Declining returns on treasury bills and government bonds are driving investors toward the Ghana Stock Exchange (GSE), helping sustain one of the strongest equity market rallies in recent years.
Market analysts say the sharp fall in fixed-income yields over the past year has significantly improved the relative attractiveness of equities, encouraging both institutional and retail investors to increase exposure to the stock market.
The development comes as Ghana’s macroeconomic environment continues to stabilise, with easing inflation, improving exchange rate conditions and stronger investor confidence supporting demand for cedi-denominated assets.
The GSE Composite Index has recorded remarkable gains in 2026, returning nearly 49 percent in the first quarter alone.
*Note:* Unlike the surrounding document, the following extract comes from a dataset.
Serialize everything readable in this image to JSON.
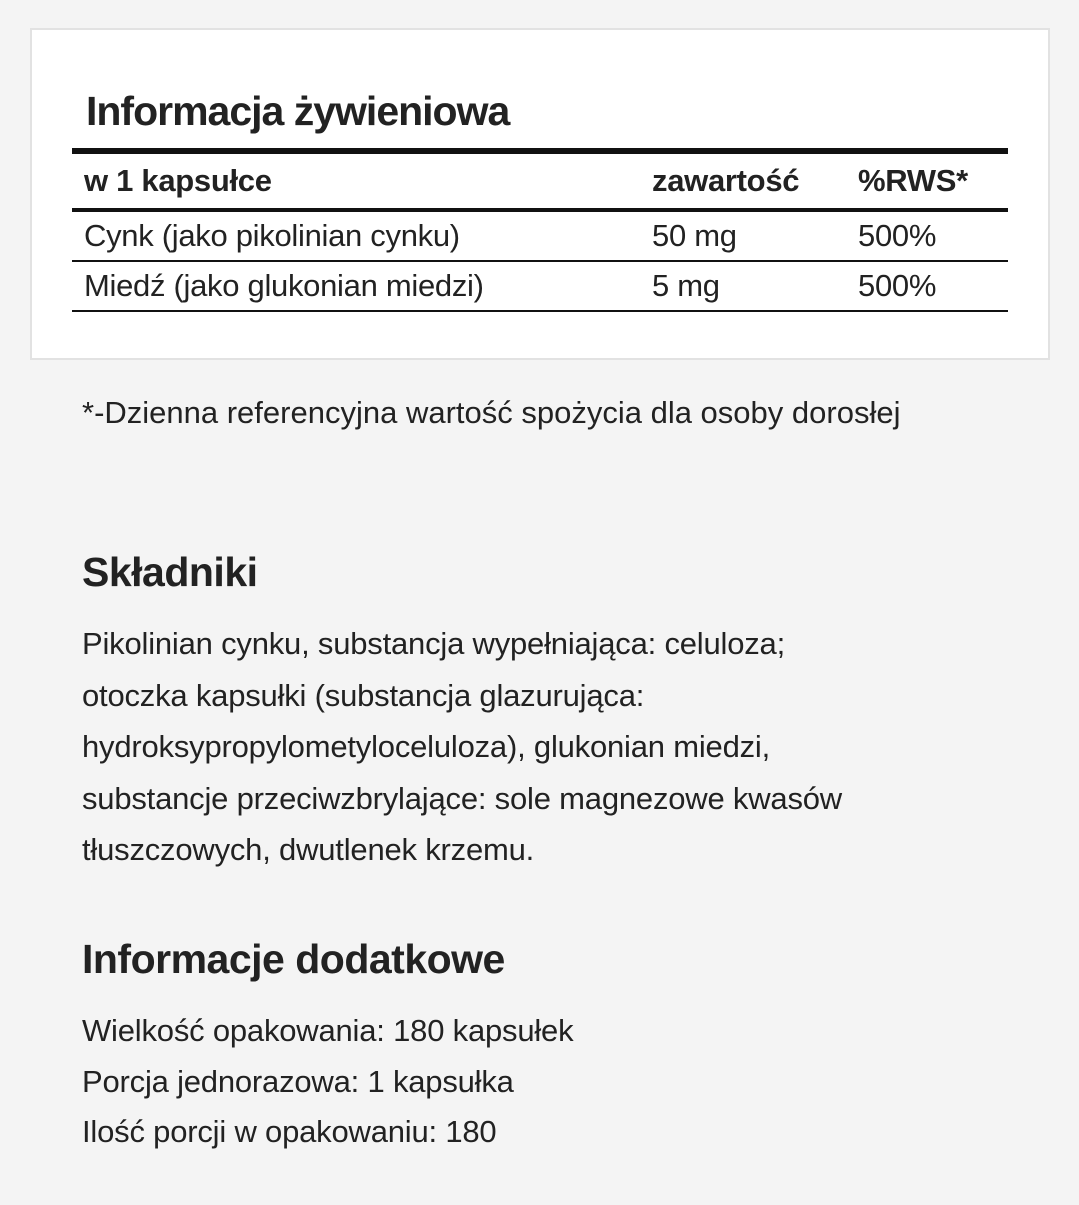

Even after recent profit-taking activity triggered temporary market pullbacks earlier in May, investor appetite for equities has remained strong, particularly in banking, telecommunications and insurance stocks.
“With treasury bill yields declining steadily, many investors are now willing to take measured equity risk to achieve better real returns,” an investment analyst said.
Shares of several listed banks have posted exceptional gains this year as confidence returns to the financial sector following the impact of the Domestic Debt Exchange Programme.
Ecobank Ghana has emerged among the strongest performers on the market, with its share price rising more than 90 percent year-to-date by May 22.
Meanwhile, MTN Ghana continues to account for a substantial portion of trading activity on the exchange as investors seek stable dividend-paying stocks.
Analysts say easier access to digital investment platforms has also broadened retail participation in the market, particularly among younger investors searching for alternatives to traditional savings products.
The improving sentiment reflects growing confidence that Ghana’s economic recovery is becoming more firmly established.
“In previous market rallies, investors tended to panic after the first signs of correction,” a market commentator noted. “This time, temporary declines are being treated more as buying opportunities because confidence in the economic recovery is much stronger.”
However, analysts caution that the sustainability of the rally will depend on continued inflation control, exchange rate stability and strong corporate earnings growth.
They also warn that any unexpected tightening in monetary policy or renewed global market volatility could slow investor flows into equities.
Despite those risks, market experts expect banking, telecommunications and selected consumer stocks to remain attractive sectors as Ghana’s economic recovery gathers momentum through mid-2026.